Shakespeare in Love, written by Marc Norman and Tom Stoppard, could be the greatest original screenplay of the past twenty years. (To the best of my knowledge and as per imdb, it’s not based on a novel or other source material.)
The next edition of my book will include a Story Map of this incredible screenplay, which begins with an initial concept that is practically Hollywood High-Concept 101: The hilarious, never-told story of the making of the most famous play in human history. How’s that for audience awareness? The fictional premise posits that Will Shakespeare, who wrote the most romantic story in history, was inspired by a doomed romance of his own. And, unbeknownst to young Will, the object of his affection dressed as a man and acted in the play!
Like a Billy Wilder screenplay, every character in Shakespeare in Love is distinct with a hilarious tick and a satisfying arc. Conflict and stakes never cease to escalate with multiple lines of action and multiple secrets. We always know things that other characters don’t know and it’s never dull, in fact, it’s a ton of fun. And of course, the big question…
I kid. But, seriously, watch the movie again if you haven’t seen it in a while.
What about Swingers? The whole point of the movie was two young struggling actors in L.A. doing the singles scene. The movie IS Jon Favreau and Vince Vaughn. And…they ain’t young any more. Plus, they’d cost a shitload of money to get.

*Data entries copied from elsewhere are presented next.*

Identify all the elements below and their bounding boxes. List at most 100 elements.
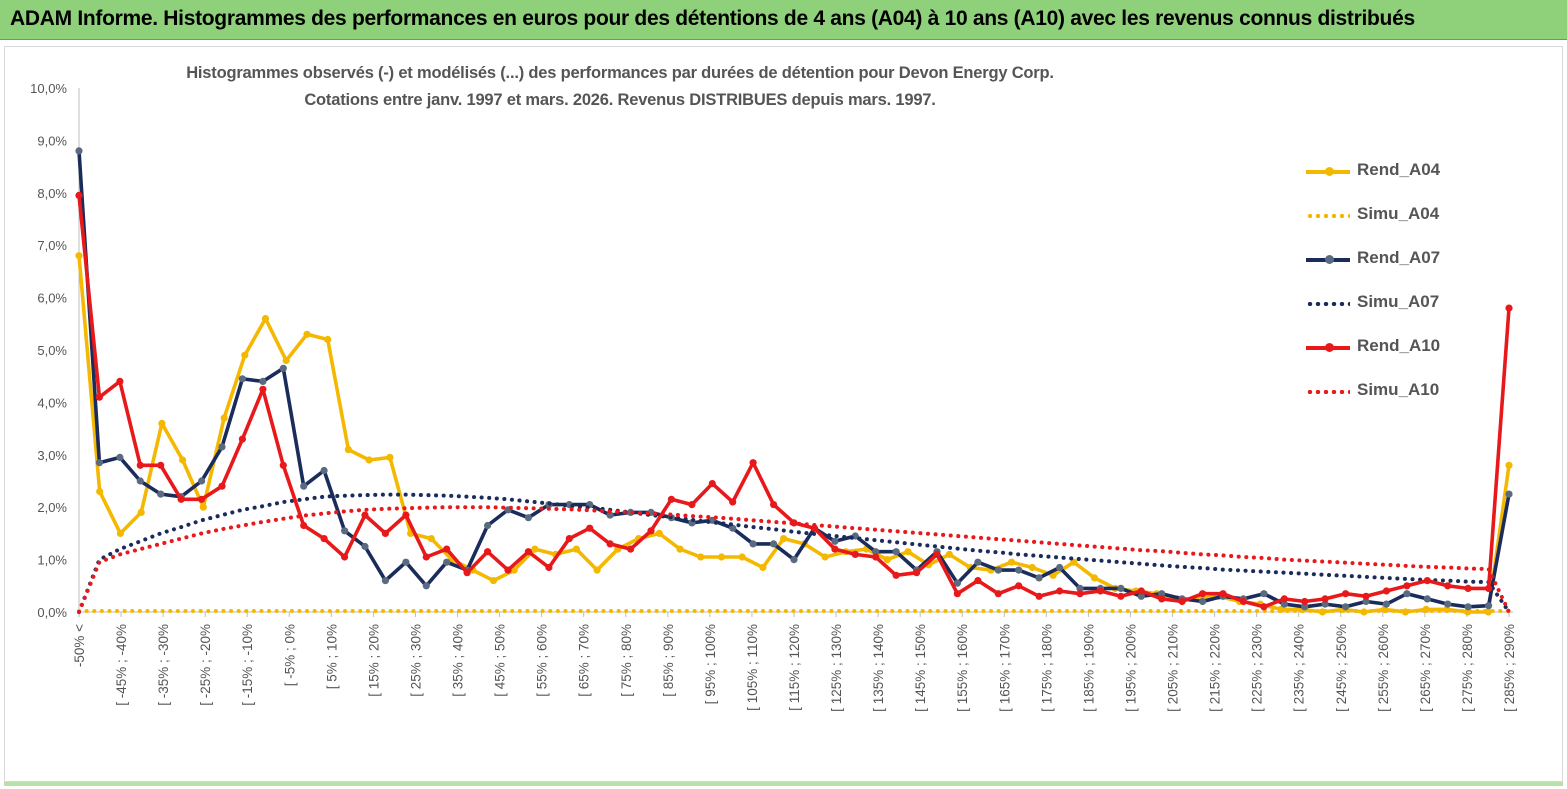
x-tick-label: [ -25% ; -20% [198, 624, 213, 706]
data-point-rend-a10 [1485, 584, 1493, 593]
series-line-rend-a10 [77, 195, 1511, 609]
x-tick-label: [ 85% ; 90% [661, 624, 676, 697]
legend-item: Rend_A07 [1300, 246, 1470, 272]
data-point-rend-a04 [489, 577, 498, 585]
data-point-rend-a04 [780, 535, 788, 543]
data-point-rend-a07 [790, 556, 798, 564]
data-point-rend-a04 [199, 503, 207, 511]
x-tick-label: [ 105% ; 110% [745, 624, 760, 711]
data-point-rend-a07 [238, 375, 246, 383]
data-point-rend-a10 [1239, 597, 1247, 606]
data-point-rend-a10 [504, 566, 512, 574]
series-line-simu-a07 [77, 492, 1511, 614]
data-point-rend-a04 [137, 508, 145, 516]
x-tick-label: [ 185% ; 190% [1081, 624, 1096, 712]
data-point-rend-a04 [697, 553, 705, 561]
series-line-simu-a10 [77, 505, 1511, 614]
data-point-rend-a10 [810, 524, 819, 532]
data-point-rend-a10 [259, 385, 267, 393]
data-point-rend-a10 [994, 590, 1002, 598]
data-point-rend-a04 [220, 414, 228, 422]
y-tick-label: 5,0% [37, 343, 67, 358]
data-point-rend-a10 [116, 377, 124, 385]
x-tick-label: [ 215% ; 220% [1208, 624, 1223, 712]
legend-label: Rend_A10 [1357, 336, 1441, 355]
data-point-rend-a07 [320, 466, 328, 475]
data-point-rend-a04 [365, 456, 373, 464]
legend-marker [1325, 167, 1334, 176]
y-tick-label: 2,0% [37, 500, 67, 515]
legend-item: Rend_A10 [1300, 334, 1470, 360]
data-point-rend-a07 [892, 548, 900, 556]
data-point-rend-a10 [892, 571, 900, 579]
data-point-rend-a10 [606, 540, 614, 548]
data-point-rend-a07 [1035, 574, 1043, 582]
y-tick-label: 1,0% [37, 553, 67, 568]
data-point-rend-a04 [96, 487, 104, 496]
data-point-rend-a07 [75, 147, 83, 155]
y-tick-label: 9,0% [37, 133, 67, 148]
data-point-rend-a07 [1444, 600, 1452, 608]
data-point-rend-a10 [422, 553, 430, 561]
data-point-rend-a10 [177, 495, 185, 503]
legend-label: Simu_A04 [1357, 204, 1440, 223]
data-point-rend-a10 [361, 511, 369, 519]
data-point-rend-a10 [1423, 577, 1431, 585]
data-point-rend-a04 [303, 330, 311, 338]
data-point-rend-a10 [851, 550, 859, 559]
data-point-rend-a10 [1015, 582, 1023, 590]
legend-label: Rend_A04 [1357, 160, 1441, 179]
data-point-rend-a10 [708, 480, 716, 488]
data-point-rend-a10 [647, 527, 655, 535]
y-tick-label: 6,0% [37, 291, 67, 306]
data-point-rend-a10 [300, 521, 308, 530]
y-tick-label: 8,0% [37, 186, 67, 201]
data-point-rend-a04 [572, 545, 581, 553]
data-point-rend-a04 [655, 529, 663, 538]
data-point-rend-a10 [320, 535, 328, 543]
chart-subtitle: Cotations entre janv. 1997 et mars. 2026… [304, 91, 936, 109]
legend-item: Rend_A04 [1300, 158, 1470, 184]
data-point-rend-a04 [1008, 558, 1016, 566]
data-point-rend-a07 [1342, 603, 1350, 611]
series-line-rend-a07 [77, 150, 1511, 609]
data-point-rend-a10 [1505, 304, 1513, 312]
data-point-rend-a07 [259, 377, 267, 385]
data-point-rend-a04 [821, 553, 829, 561]
legend-item: Simu_A07 [1300, 290, 1470, 316]
x-tick-label: [ 115% ; 120% [787, 624, 802, 711]
data-point-rend-a10 [279, 461, 287, 469]
data-point-rend-a04 [344, 446, 352, 454]
data-point-rend-a10 [381, 529, 389, 538]
x-tick-label: [ 5% ; 10% [324, 624, 339, 689]
data-point-rend-a04 [1028, 563, 1036, 572]
data-point-rend-a10 [933, 550, 941, 559]
data-point-rend-a07 [136, 477, 144, 485]
data-point-rend-a10 [1464, 584, 1472, 593]
data-point-rend-a10 [667, 495, 676, 503]
data-point-rend-a10 [586, 524, 594, 532]
legend-label: Simu_A10 [1357, 380, 1440, 399]
data-point-rend-a10 [198, 495, 206, 503]
data-point-rend-a04 [75, 252, 83, 260]
data-point-rend-a10 [75, 191, 83, 199]
x-tick-label: [ 245% ; 250% [1334, 624, 1349, 712]
x-tick-label: [ 25% ; 30% [408, 624, 423, 697]
data-point-rend-a10 [1178, 597, 1186, 606]
data-point-rend-a10 [157, 461, 165, 469]
data-point-rend-a10 [1056, 587, 1064, 595]
data-point-rend-a07 [1199, 597, 1207, 606]
data-point-rend-a10 [238, 435, 246, 443]
data-point-rend-a10 [872, 553, 880, 561]
data-point-rend-a04 [1505, 461, 1513, 469]
data-point-rend-a04 [386, 453, 394, 461]
data-point-rend-a04 [1090, 574, 1099, 582]
data-point-rend-a07 [1505, 490, 1513, 498]
data-point-rend-a07 [1015, 566, 1023, 574]
data-point-rend-a07 [749, 540, 757, 548]
legend-item: Simu_A10 [1300, 378, 1470, 404]
data-point-rend-a10 [1321, 595, 1329, 603]
x-tick-label: [ 75% ; 80% [619, 624, 634, 697]
data-point-rend-a10 [1444, 582, 1452, 590]
x-tick-label: [ 15% ; 20% [366, 624, 381, 697]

Again, talent would play a huge part in this sequel, but with Swingers you also have the low-budget, rawness of the picture that really made it stand out as a benchmark indie comedy of the 90s and that would be difficult to replicate with a calculated sequel or remake.
Ultimately, this deal will be an interesting story to follow and I just hope they respect the original films, investing enough in the new projects to hire the original writers and other creatives.
Until then…are there any titles here that you think would lend themselves well to sequels?